Rampung memberikan ultimatum untuk Wulan, bu Selly pun pergi. Meninggalkan Wulan dalam kebingungan yang semakin menjadi. Ke mana Wulan harus mencari uang dalam waktu semalam, agar bisa membayar tunggakan uang kos? Lagipula, kenapa bu Selly jadi sesadis itu hari ini.
Walaupun memang benar bu Selly selalu sadis setiap menagih uang kos dari para penyewa, tapi baru kali ini dia langsung mengancam akan mengusir Wulan jika sampai tidak segera melunasi tunggakannya. Ini keterlaluan.

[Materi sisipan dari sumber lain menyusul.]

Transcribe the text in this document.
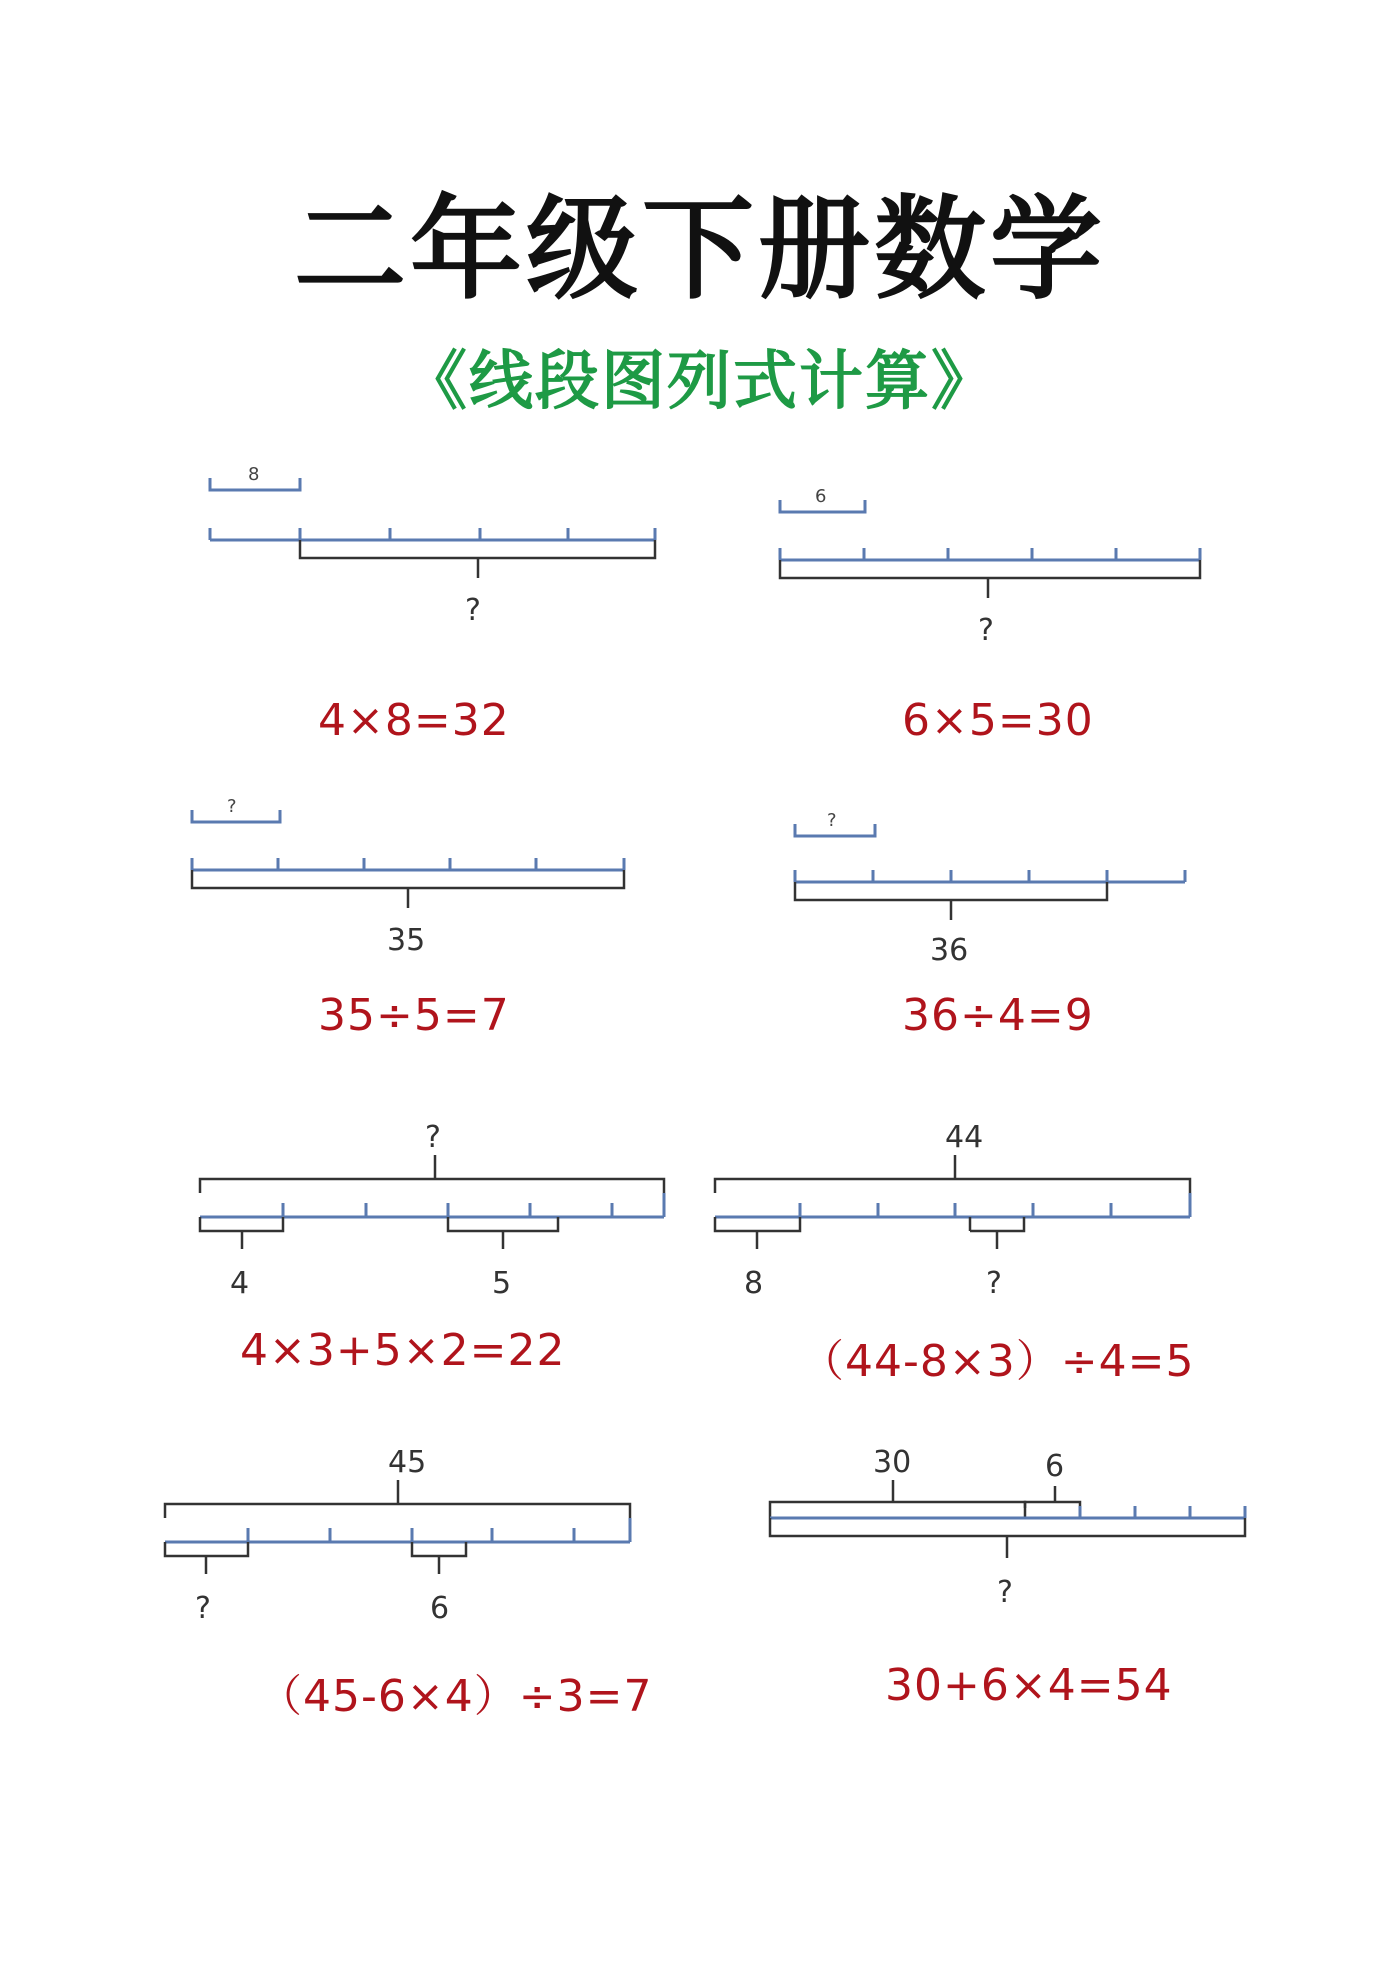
二年级下册数学
《线段图列式计算》
8
?
4×8=32
6
?
6×5=30
?
35
35÷5=7
?
36
36÷4=9
?
4	5
4×3+5×2=22
44
8	?
（44-8×3）÷4=5
45
?	6
（45-6×4）÷3=7
30	6
?
30+6×4=54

Sekali lagi rencana Hendar juga berjalan lancar. Ya, termasuk dengan ancaman bu Selly, itu juga ulah Hendar. Setelah berhasil mengumpulkan informasi tentang seperti apa kehidupan seorang Wulandari, Hendar segera melancarkan aksinya menyuap bu Selly untuk menekan Wulan. Dengan begitu, Hendar yakin Wulan tidak punya pilihan lagi selain datang pada Rion.
"Terima kasih untuk kerja samanya, Bu," ucap Hendar, meletakkan amplop cokelat berisi uang ke atas meja. Supir Rion itu kini sudah duduk bersama bu Selly di ruang tamu, rumah dari pemilik tempat kos yang ditinggali oleh Wulan.
Tampak sumringah wajah bu Selly, ketika mendapatkan amplop uang itu dari Hendar. Uang memang selalu bisa membeli semua yang Rion inginkan.
"Ah, iya, Pak. Sama-sama. Tapi tolong, kalau bisa jangan sakiti Wulan. Kasihan, dia hidupnya susah," cicit bu Selly yang baru saja meraih amplop dari atas meja.
Senyuman terbit di kedua sudut bibir Hendar, "Menyakiti? Justru kami akan membuat hidup Wulan jadi lebih baik dari sekarang. Tapi ngomong-ngomong, apa Wulan punya saudara atau keluarga di sini?" timpalnya, sekaligus mengorek lebih dalam lagi informasi tentang Wulan. Sebagai orang yang cukup mengenal Wulan, Hendar yakin jika bu Selly pasti mengetahui kehidupan pribadi Wulan.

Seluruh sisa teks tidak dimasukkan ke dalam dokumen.